February 22, 2020 02:19 AM RSS

Is A Phase Two Deal Possible?

  • Wall Street Rebel | James DiGeorgia
  • 01/15/2020 4:34 PM
Is A Phase Two Deal Possible?

Despite finally getting a “Phase One Trade Deal” signed today, persistent doubts loom over whether President Trump can negotiate a “Phase Two” deal with Beijing. Meanwhile, two-thirds of Chinese imports and U.S. export tariffs remain in place.

The “Phase One Trade Deal” commits China to take new steps to crack down on the intellectual theft of American technology and corporate secrets that have become a model for doing business by its nation's companies and government. The deal signed also outlines $200 billion purchases by China over the next two years in an attempt to close its trade imbalance with the United States.

The Phase One deal also includes a provision that imposes that Beijing will avoid currency manipulation to gain a competitive advantage and spells out an enforcement system to ensure promises are kept.

The S&P 500 Index set the sixth consecutive intraday record high while the signing ceremony was taking place. At the same time, the House of Representatives voted 228-193 to send the two articles of impeachment to the Senate shortly after Speaker of the House Nancy Pelosi appointed seven House managers to prosecute the case to remove President from office in the Senate Trial that will begin sometime next week.

The Phase-One deal is being criticized as an empty agreement because it does absolutely nothing to address problems U.S. authorities have long complained about such as China’s state-backed hacking of American companies, political and government institutions.

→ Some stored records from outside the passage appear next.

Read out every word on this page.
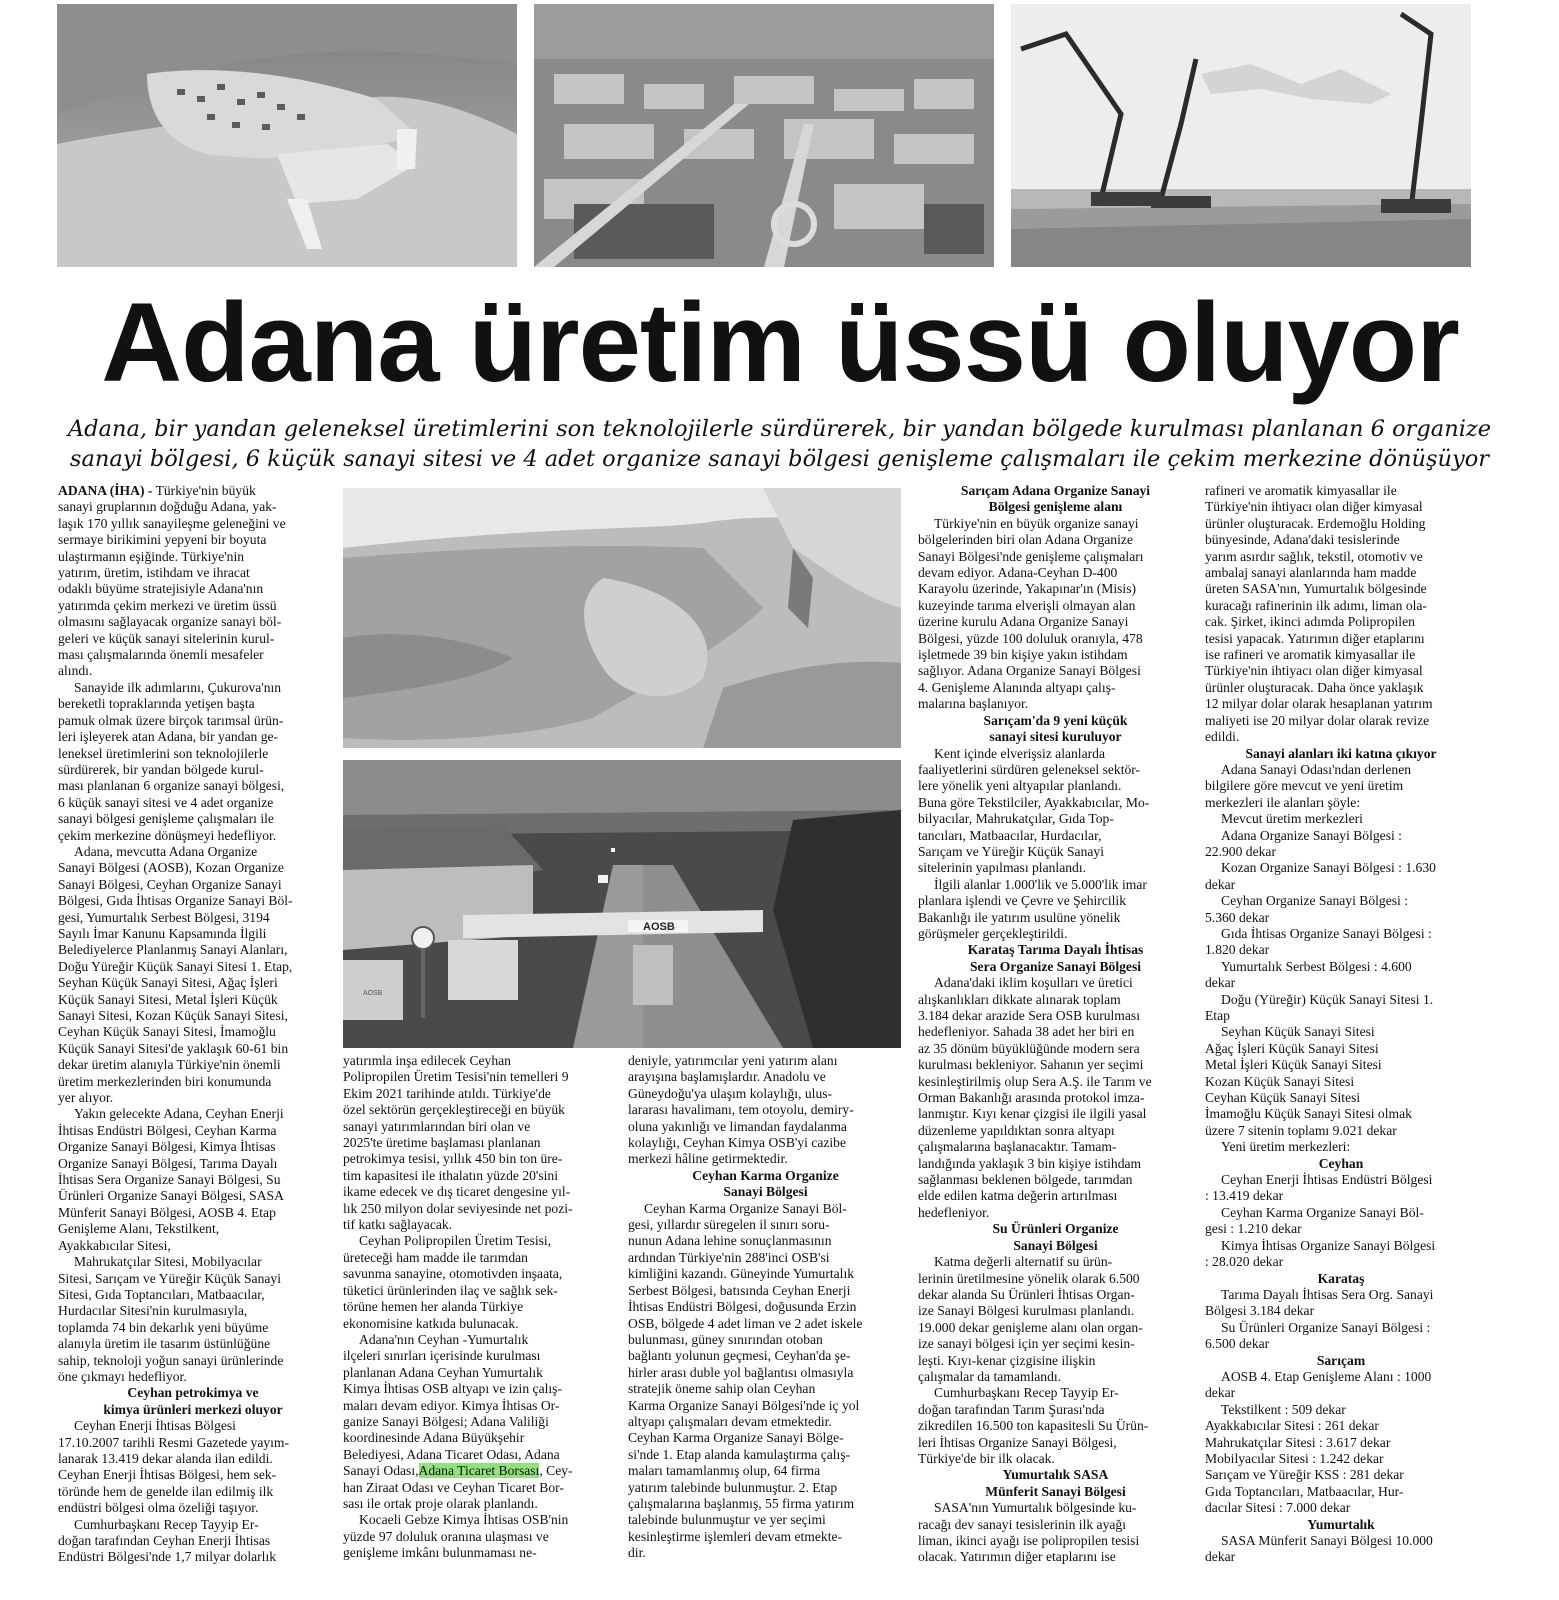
Adana üretim üssü oluyor

Adana, bir yandan geleneksel üretimlerini son teknolojilerle sürdürerek, bir yandan bölgede kurulması planlanan 6 organize sanayi bölgesi, 6 küçük sanayi sitesi ve 4 adet organize sanayi bölgesi genişleme çalışmaları ile çekim merkezine dönüşüyor

AOSB
AOSB

ADANA (İHA) - Türkiye'nin büyük
sanayi gruplarının doğduğu Adana, yak-
laşık 170 yıllık sanayileşme geleneğini ve
sermaye birikimini yepyeni bir boyuta
ulaştırmanın eşiğinde. Türkiye'nin
yatırım, üretim, istihdam ve ihracat
odaklı büyüme stratejisiyle Adana'nın
yatırımda çekim merkezi ve üretim üssü
olmasını sağlayacak organize sanayi böl-
geleri ve küçük sanayi sitelerinin kurul-
ması çalışmalarında önemli mesafeler
alındı.

Sanayide ilk adımlarını, Çukurova'nın
bereketli topraklarında yetişen başta
pamuk olmak üzere birçok tarımsal ürün-
leri işleyerek atan Adana, bir yandan ge-
leneksel üretimlerini son teknolojilerle
sürdürerek, bir yandan bölgede kurul-
ması planlanan 6 organize sanayi bölgesi,
6 küçük sanayi sitesi ve 4 adet organize
sanayi bölgesi genişleme çalışmaları ile
çekim merkezine dönüşmeyi hedefliyor.

Adana, mevcutta Adana Organize
Sanayi Bölgesi (AOSB), Kozan Organize
Sanayi Bölgesi, Ceyhan Organize Sanayi
Bölgesi, Gıda İhtisas Organize Sanayi Böl-
gesi, Yumurtalık Serbest Bölgesi, 3194
Sayılı İmar Kanunu Kapsamında İlgili
Belediyelerce Planlanmış Sanayi Alanları,
Doğu Yüreğir Küçük Sanayi Sitesi 1. Etap,
Seyhan Küçük Sanayi Sitesi, Ağaç İşleri
Küçük Sanayi Sitesi, Metal İşleri Küçük
Sanayi Sitesi, Kozan Küçük Sanayi Sitesi,
Ceyhan Küçük Sanayi Sitesi, İmamoğlu
Küçük Sanayi Sitesi'de yaklaşık 60-61 bin
dekar üretim alanıyla Türkiye'nin önemli
üretim merkezlerinden biri konumunda
yer alıyor.

Yakın gelecekte Adana, Ceyhan Enerji
İhtisas Endüstri Bölgesi, Ceyhan Karma
Organize Sanayi Bölgesi, Kimya İhtisas
Organize Sanayi Bölgesi, Tarıma Dayalı
İhtisas Sera Organize Sanayi Bölgesi, Su
Ürünleri Organize Sanayi Bölgesi, SASA
Münferit Sanayi Bölgesi, AOSB 4. Etap
Genişleme Alanı, Tekstilkent,
Ayakkabıcılar Sitesi,

Mahrukatçılar Sitesi, Mobilyacılar
Sitesi, Sarıçam ve Yüreğir Küçük Sanayi
Sitesi, Gıda Toptancıları, Matbaacılar,
Hurdacılar Sitesi'nin kurulmasıyla,
toplamda 74 bin dekarlık yeni büyüme
alanıyla üretim ile tasarım üstünlüğüne
sahip, teknoloji yoğun sanayi ürünlerinde
öne çıkmayı hedefliyor.

Ceyhan petrokimya ve
kimya ürünleri merkezi oluyor

Ceyhan Enerji İhtisas Bölgesi
17.10.2007 tarihli Resmi Gazetede yayım-
lanarak 13.419 dekar alanda ilan edildi.
Ceyhan Enerji İhtisas Bölgesi, hem sek-
töründe hem de genelde ilan edilmiş ilk
endüstri bölgesi olma özeliği taşıyor.

Cumhurbaşkanı Recep Tayyip Er-
doğan tarafından Ceyhan Enerji İhtisas
Endüstri Bölgesi'nde 1,7 milyar dolarlık

yatırımla inşa edilecek Ceyhan
Polipropilen Üretim Tesisi'nin temelleri 9
Ekim 2021 tarihinde atıldı. Türkiye'de
özel sektörün gerçekleştireceği en büyük
sanayi yatırımlarından biri olan ve
2025'te üretime başlaması planlanan
petrokimya tesisi, yıllık 450 bin ton üre-
tim kapasitesi ile ithalatın yüzde 20'sini
ikame edecek ve dış ticaret dengesine yıl-
lık 250 milyon dolar seviyesinde net pozi-
tif katkı sağlayacak.

Ceyhan Polipropilen Üretim Tesisi,
üreteceği ham madde ile tarımdan
savunma sanayine, otomotivden inşaata,
tüketici ürünlerinden ilaç ve sağlık sek-
törüne hemen her alanda Türkiye
ekonomisine katkıda bulunacak.

Adana'nın Ceyhan -Yumurtalık
ilçeleri sınırları içerisinde kurulması
planlanan Adana Ceyhan Yumurtalık
Kimya İhtisas OSB altyapı ve izin çalış-
maları devam ediyor. Kimya İhtisas Or-
ganize Sanayi Bölgesi; Adana Valiliği
koordinesinde Adana Büyükşehir
Belediyesi, Adana Ticaret Odası, Adana
Sanayi Odası,Adana Ticaret Borsası, Cey-
han Ziraat Odası ve Ceyhan Ticaret Bor-
sası ile ortak proje olarak planlandı.

Kocaeli Gebze Kimya İhtisas OSB'nin
yüzde 97 doluluk oranına ulaşması ve
genişleme imkânı bulunmaması ne-

deniyle, yatırımcılar yeni yatırım alanı
arayışına başlamışlardır. Anadolu ve
Güneydoğu'ya ulaşım kolaylığı, ulus-
lararası havalimanı, tem otoyolu, demiry-
oluna yakınlığı ve limandan faydalanma
kolaylığı, Ceyhan Kimya OSB'yi cazibe
merkezi hâline getirmektedir.

Ceyhan Karma Organize
Sanayi Bölgesi

Ceyhan Karma Organize Sanayi Böl-
gesi, yıllardır süregelen il sınırı soru-
nunun Adana lehine sonuçlanmasının
ardından Türkiye'nin 288'inci OSB'si
kimliğini kazandı. Güneyinde Yumurtalık
Serbest Bölgesi, batısında Ceyhan Enerji
İhtisas Endüstri Bölgesi, doğusunda Erzin
OSB, bölgede 4 adet liman ve 2 adet iskele
bulunması, güney sınırından otoban
bağlantı yolunun geçmesi, Ceyhan'da şe-
hirler arası duble yol bağlantısı olmasıyla
stratejik öneme sahip olan Ceyhan
Karma Organize Sanayi Bölgesi'nde iç yol
altyapı çalışmaları devam etmektedir.
Ceyhan Karma Organize Sanayi Bölge-
si'nde 1. Etap alanda kamulaştırma çalış-
maları tamamlanmış olup, 64 firma
yatırım talebinde bulunmuştur. 2. Etap
çalışmalarına başlanmış, 55 firma yatırım
talebinde bulunmuştur ve yer seçimi
kesinleştirme işlemleri devam etmekte-
dir.

Sarıçam Adana Organize Sanayi
Bölgesi genişleme alanı

Türkiye'nin en büyük organize sanayi
bölgelerinden biri olan Adana Organize
Sanayi Bölgesi'nde genişleme çalışmaları
devam ediyor. Adana-Ceyhan D-400
Karayolu üzerinde, Yakapınar'ın (Misis)
kuzeyinde tarıma elverişli olmayan alan
üzerine kurulu Adana Organize Sanayi
Bölgesi, yüzde 100 doluluk oranıyla, 478
işletmede 39 bin kişiye yakın istihdam
sağlıyor. Adana Organize Sanayi Bölgesi
4. Genişleme Alanında altyapı çalış-
malarına başlanıyor.

Sarıçam'da 9 yeni küçük
sanayi sitesi kuruluyor

Kent içinde elverişsiz alanlarda
faaliyetlerini sürdüren geleneksel sektör-
lere yönelik yeni altyapılar planlandı.
Buna göre Tekstilciler, Ayakkabıcılar, Mo-
bilyacılar, Mahrukatçılar, Gıda Top-
tancıları, Matbaacılar, Hurdacılar,
Sarıçam ve Yüreğir Küçük Sanayi
sitelerinin yapılması planlandı.

İlgili alanlar 1.000'lik ve 5.000'lik imar
planlara işlendi ve Çevre ve Şehircilik
Bakanlığı ile yatırım usulüne yönelik
görüşmeler gerçekleştirildi.

Karataş Tarıma Dayalı İhtisas
Sera Organize Sanayi Bölgesi

Adana'daki iklim koşulları ve üretici
alışkanlıkları dikkate alınarak toplam
3.184 dekar arazide Sera OSB kurulması
hedefleniyor. Sahada 38 adet her biri en
az 35 dönüm büyüklüğünde modern sera
kurulması bekleniyor. Sahanın yer seçimi
kesinleştirilmiş olup Sera A.Ş. ile Tarım ve
Orman Bakanlığı arasında protokol imza-
lanmıştır. Kıyı kenar çizgisi ile ilgili yasal
düzenleme yapıldıktan sonra altyapı
çalışmalarına başlanacaktır. Tamam-
landığında yaklaşık 3 bin kişiye istihdam
sağlanması beklenen bölgede, tarımdan
elde edilen katma değerin artırılması
hedefleniyor.

Su Ürünleri Organize
Sanayi Bölgesi

Katma değerli alternatif su ürün-
lerinin üretilmesine yönelik olarak 6.500
dekar alanda Su Ürünleri İhtisas Organ-
ize Sanayi Bölgesi kurulması planlandı.
19.000 dekar genişleme alanı olan organ-
ize sanayi bölgesi için yer seçimi kesin-
leşti. Kıyı-kenar çizgisine ilişkin
çalışmalar da tamamlandı.

Cumhurbaşkanı Recep Tayyip Er-
doğan tarafından Tarım Şurası'nda
zikredilen 16.500 ton kapasitesli Su Ürün-
leri İhtisas Organize Sanayi Bölgesi,
Türkiye'de bir ilk olacak.

Yumurtalık SASA
Münferit Sanayi Bölgesi

SASA'nın Yumurtalık bölgesinde ku-
racağı dev sanayi tesislerinin ilk ayağı
liman, ikinci ayağı ise polipropilen tesisi
olacak. Yatırımın diğer etaplarını ise

rafineri ve aromatik kimyasallar ile
Türkiye'nin ihtiyacı olan diğer kimyasal
ürünler oluşturacak. Erdemoğlu Holding
bünyesinde, Adana'daki tesislerinde
yarım asırdır sağlık, tekstil, otomotiv ve
ambalaj sanayi alanlarında ham madde
üreten SASA'nın, Yumurtalık bölgesinde
kuracağı rafinerinin ilk adımı, liman ola-
cak. Şirket, ikinci adımda Polipropilen
tesisi yapacak. Yatırımın diğer etaplarını
ise rafineri ve aromatik kimyasallar ile
Türkiye'nin ihtiyacı olan diğer kimyasal
ürünler oluşturacak. Daha önce yaklaşık
12 milyar dolar olarak hesaplanan yatırım
maliyeti ise 20 milyar dolar olarak revize
edildi.

Sanayi alanları iki katına çıkıyor

Adana Sanayi Odası'ndan derlenen
bilgilere göre mevcut ve yeni üretim
merkezleri ile alanları şöyle:

Mevcut üretim merkezleri

Adana Organize Sanayi Bölgesi :
22.900 dekar

Kozan Organize Sanayi Bölgesi : 1.630
dekar

Ceyhan Organize Sanayi Bölgesi :
5.360 dekar

Gıda İhtisas Organize Sanayi Bölgesi :
1.820 dekar

Yumurtalık Serbest Bölgesi : 4.600
dekar

Doğu (Yüreğir) Küçük Sanayi Sitesi 1.
Etap

Seyhan Küçük Sanayi Sitesi
Ağaç İşleri Küçük Sanayi Sitesi
Metal İşleri Küçük Sanayi Sitesi
Kozan Küçük Sanayi Sitesi
Ceyhan Küçük Sanayi Sitesi
İmamoğlu Küçük Sanayi Sitesi olmak
üzere 7 sitenin toplamı 9.021 dekar

Yeni üretim merkezleri:

Ceyhan

Ceyhan Enerji İhtisas Endüstri Bölgesi
: 13.419 dekar

Ceyhan Karma Organize Sanayi Böl-
gesi : 1.210 dekar

Kimya İhtisas Organize Sanayi Bölgesi
: 28.020 dekar

Karataş

Tarıma Dayalı İhtisas Sera Org. Sanayi
Bölgesi 3.184 dekar

Su Ürünleri Organize Sanayi Bölgesi :
6.500 dekar

Sarıçam

AOSB 4. Etap Genişleme Alanı : 1000
dekar

Tekstilkent : 509 dekar
Ayakkabıcılar Sitesi : 261 dekar
Mahrukatçılar Sitesi : 3.617 dekar
Mobilyacılar Sitesi : 1.242 dekar
Sarıçam ve Yüreğir KSS : 281 dekar
Gıda Toptancıları, Matbaacılar, Hur-
dacılar Sitesi : 7.000 dekar

Yumurtalık

SASA Münferit Sanayi Bölgesi 10.000
dekar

The agreement also doesn’t solve China’s need to reform the vast web of state subsidies that form the backbone of its state capitalism model and has unfairly fueled the rapid growth of Chinese companies.

The Trump Administration insists that these remaining issues will be covered in a Phase Two deal after the 2020 election. In the meantime, the U.S. is also set to maintain tariffs on roughly two-thirds of imports from China – which critics insist are taxes on U.S. consumers and businesses.

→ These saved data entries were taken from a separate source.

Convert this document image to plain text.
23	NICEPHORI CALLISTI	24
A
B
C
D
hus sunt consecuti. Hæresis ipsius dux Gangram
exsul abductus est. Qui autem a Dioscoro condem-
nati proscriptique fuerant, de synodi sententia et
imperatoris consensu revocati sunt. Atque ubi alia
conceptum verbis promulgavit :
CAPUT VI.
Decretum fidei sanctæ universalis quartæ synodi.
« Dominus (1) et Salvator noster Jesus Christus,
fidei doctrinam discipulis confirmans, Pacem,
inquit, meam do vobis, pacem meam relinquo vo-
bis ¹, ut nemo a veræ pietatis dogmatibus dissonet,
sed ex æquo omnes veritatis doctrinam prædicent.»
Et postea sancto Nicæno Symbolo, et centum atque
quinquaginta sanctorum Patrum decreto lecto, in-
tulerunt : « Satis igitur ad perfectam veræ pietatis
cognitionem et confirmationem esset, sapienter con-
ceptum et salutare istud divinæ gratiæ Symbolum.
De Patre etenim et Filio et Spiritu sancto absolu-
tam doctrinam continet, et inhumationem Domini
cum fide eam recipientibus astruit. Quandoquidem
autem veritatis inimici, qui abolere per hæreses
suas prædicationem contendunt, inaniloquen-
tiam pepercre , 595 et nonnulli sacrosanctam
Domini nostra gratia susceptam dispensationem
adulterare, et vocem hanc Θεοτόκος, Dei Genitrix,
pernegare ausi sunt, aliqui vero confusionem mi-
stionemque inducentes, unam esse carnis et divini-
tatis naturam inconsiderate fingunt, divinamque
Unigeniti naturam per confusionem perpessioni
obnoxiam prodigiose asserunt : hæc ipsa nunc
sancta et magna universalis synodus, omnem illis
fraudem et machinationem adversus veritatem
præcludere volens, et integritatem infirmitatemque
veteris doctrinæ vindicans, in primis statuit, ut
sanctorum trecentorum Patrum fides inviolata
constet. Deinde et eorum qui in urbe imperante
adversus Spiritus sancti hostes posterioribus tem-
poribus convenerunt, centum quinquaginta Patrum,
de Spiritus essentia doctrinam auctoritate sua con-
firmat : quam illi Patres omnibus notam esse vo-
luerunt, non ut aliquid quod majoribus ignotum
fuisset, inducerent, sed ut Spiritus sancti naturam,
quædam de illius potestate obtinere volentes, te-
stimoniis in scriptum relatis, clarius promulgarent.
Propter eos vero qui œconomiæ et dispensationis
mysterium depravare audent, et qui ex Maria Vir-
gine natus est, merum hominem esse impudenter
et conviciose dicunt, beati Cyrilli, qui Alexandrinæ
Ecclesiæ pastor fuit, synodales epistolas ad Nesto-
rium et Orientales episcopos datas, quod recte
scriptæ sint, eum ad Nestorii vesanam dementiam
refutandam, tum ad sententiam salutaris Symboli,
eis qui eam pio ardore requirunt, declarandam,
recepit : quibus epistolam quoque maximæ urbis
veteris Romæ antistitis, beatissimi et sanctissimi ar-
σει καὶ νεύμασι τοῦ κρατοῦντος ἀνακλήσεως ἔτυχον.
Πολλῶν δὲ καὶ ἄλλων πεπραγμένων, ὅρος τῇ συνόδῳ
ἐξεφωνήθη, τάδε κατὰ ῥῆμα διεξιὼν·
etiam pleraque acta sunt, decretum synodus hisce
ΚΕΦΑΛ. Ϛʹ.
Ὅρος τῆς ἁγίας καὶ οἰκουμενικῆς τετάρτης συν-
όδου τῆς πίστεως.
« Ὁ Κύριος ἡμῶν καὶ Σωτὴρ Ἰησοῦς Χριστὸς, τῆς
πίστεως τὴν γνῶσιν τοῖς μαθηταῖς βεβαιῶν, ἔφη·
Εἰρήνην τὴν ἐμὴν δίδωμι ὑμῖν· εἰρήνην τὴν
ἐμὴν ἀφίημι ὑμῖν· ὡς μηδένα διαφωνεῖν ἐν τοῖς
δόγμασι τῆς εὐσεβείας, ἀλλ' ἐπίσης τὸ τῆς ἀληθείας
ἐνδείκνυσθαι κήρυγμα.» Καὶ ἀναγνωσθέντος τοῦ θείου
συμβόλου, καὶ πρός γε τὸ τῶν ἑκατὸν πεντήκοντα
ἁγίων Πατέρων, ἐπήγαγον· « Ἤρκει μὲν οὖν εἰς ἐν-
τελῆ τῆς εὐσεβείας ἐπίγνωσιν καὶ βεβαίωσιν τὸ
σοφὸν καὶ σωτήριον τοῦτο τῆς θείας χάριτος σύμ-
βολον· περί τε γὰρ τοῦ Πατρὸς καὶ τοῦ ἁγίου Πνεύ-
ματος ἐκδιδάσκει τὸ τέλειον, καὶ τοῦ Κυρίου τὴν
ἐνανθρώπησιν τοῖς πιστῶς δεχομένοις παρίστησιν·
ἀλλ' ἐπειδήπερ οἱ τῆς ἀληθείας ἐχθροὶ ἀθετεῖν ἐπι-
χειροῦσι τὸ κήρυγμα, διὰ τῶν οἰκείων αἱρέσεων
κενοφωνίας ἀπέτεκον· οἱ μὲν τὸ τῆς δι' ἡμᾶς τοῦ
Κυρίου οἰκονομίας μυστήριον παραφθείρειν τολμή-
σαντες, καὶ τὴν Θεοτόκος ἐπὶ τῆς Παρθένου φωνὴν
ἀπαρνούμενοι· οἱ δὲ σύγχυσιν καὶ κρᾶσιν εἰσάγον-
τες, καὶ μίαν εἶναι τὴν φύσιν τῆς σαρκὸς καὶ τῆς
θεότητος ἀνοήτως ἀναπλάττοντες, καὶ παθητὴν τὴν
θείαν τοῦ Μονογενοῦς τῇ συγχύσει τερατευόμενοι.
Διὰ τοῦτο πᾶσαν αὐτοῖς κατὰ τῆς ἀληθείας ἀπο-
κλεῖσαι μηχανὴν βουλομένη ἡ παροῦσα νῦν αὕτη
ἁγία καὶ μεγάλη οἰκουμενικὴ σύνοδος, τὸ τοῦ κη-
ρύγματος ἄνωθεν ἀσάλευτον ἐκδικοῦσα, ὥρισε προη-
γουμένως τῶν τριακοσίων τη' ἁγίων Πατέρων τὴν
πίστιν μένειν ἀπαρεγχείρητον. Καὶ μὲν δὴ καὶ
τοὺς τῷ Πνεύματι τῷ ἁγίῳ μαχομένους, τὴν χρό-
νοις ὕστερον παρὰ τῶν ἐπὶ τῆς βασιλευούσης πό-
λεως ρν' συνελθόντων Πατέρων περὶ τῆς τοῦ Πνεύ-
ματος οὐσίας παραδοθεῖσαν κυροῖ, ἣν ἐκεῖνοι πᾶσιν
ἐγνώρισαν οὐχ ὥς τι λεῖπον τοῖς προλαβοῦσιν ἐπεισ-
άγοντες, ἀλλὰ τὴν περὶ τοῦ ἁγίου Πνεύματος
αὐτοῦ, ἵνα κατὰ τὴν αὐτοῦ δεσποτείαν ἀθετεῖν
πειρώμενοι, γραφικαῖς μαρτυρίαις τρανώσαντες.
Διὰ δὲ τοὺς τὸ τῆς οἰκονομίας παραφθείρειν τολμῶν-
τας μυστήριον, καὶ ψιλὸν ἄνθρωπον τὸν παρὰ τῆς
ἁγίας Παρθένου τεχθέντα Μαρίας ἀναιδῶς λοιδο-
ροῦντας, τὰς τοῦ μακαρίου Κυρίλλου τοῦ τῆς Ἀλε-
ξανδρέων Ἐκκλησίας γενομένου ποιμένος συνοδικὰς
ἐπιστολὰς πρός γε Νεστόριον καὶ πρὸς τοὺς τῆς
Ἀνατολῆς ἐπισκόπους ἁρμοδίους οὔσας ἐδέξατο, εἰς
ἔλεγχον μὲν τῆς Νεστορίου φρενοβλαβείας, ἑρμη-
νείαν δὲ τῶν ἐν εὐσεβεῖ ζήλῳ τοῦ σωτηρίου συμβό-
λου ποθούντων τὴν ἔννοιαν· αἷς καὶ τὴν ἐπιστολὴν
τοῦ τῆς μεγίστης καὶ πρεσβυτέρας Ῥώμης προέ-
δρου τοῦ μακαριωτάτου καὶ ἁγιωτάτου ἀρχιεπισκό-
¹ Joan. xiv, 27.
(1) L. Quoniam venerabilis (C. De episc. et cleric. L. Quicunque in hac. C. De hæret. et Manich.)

Chinese Tariffs Also Remain…

More than half of the U.S. states also face retaliatory tariffs on at least 25% of their exports to the EU and China

Alt:[US Map - Export Damage do to Tariffs]

None of this was acknowledged by President Trump today. Instead, he said…

  “As soon as this kicks in, we’re starting “Phase two” (negotiations)…. I will agree to take those tariffs off if we’re able to do a “Phase Two,” otherwise we don’t have any cards to negotiate. They will all come off as soon as we finish “Phase Two.”

Chinese Vice Premier Liu, as part of the ceremony, read a letter from President Xi Jinping, stating the two sides have to implement the agreement “in real earnest.” Liu said China would “strictly honor” the pact.

Trump officials insist that they are getting significant commitments from Beijing that mean the “Phase One” agreement will benefit U.S. businesses and workers even if discussions never go any further.

This “Phase One” agreement with China requires it to do more to stop the sale of pirated goods and to apply criminal penalties on anyone caught stealing commercial secrets. It also requires Beijing to deliver an action plan within 30 days of the deal taking effect explaining how it will enforce its commitments.

Also, this “Phase One” agreement requires China to stop pressuring American companies investing in China to share technology with local joint-venture partners. The agreement signed today requires the Chinese to stop supporting or directing the acquisition of overseas investment aimed at buying up technologies.

Treasury Secretary Steven Mnuchin, despite the fact that two-thirds of tariffs imposed on each side called …“This is an enormous win,”

Mnuchin stressed Chinese commitments on intellectual property rights would help the U.S. technology sector and other reforms on currency including the opening up of the financial services sector to U.S. companies as a huge win for the United States.

A Trump trade official insists that this deal is a huge win because other agreements in the past didn’t establish a viable enforcement mechanism. Past deals relied on a slow-moving World Trade Organization dispute system which President Trump hobbled by blocking the appointment of top judges to the WTO. The new agreement with China would allow the administration to move to punish Beijing with tariffs or other measures within 90 days if officials decided it was breaking its promises.

United States trade negotiator Robert Lighthizer acknowledged how effective that mechanism would depend on Beijing…

 “This deal will work if China wants it to work.”

The deal is also unique in the breadth of specific Chinese purchase commitments it contains, which serves to perpetuate State-Directed Central Planning something U.S. officials and politicians have spent decades trying to get China to abandon.

Secret Annex Agreement

One of the most challenging aspects of the “Phase One” deal is a supposed list of purchase promises. The actual text of the agreement specifies $77.7 billion in Chinese purchases of manufactured goods, including aircraft, $32 billion in agricultural products, $52.4 billion in energy and $37.9 billion in services in the two years through December 2021.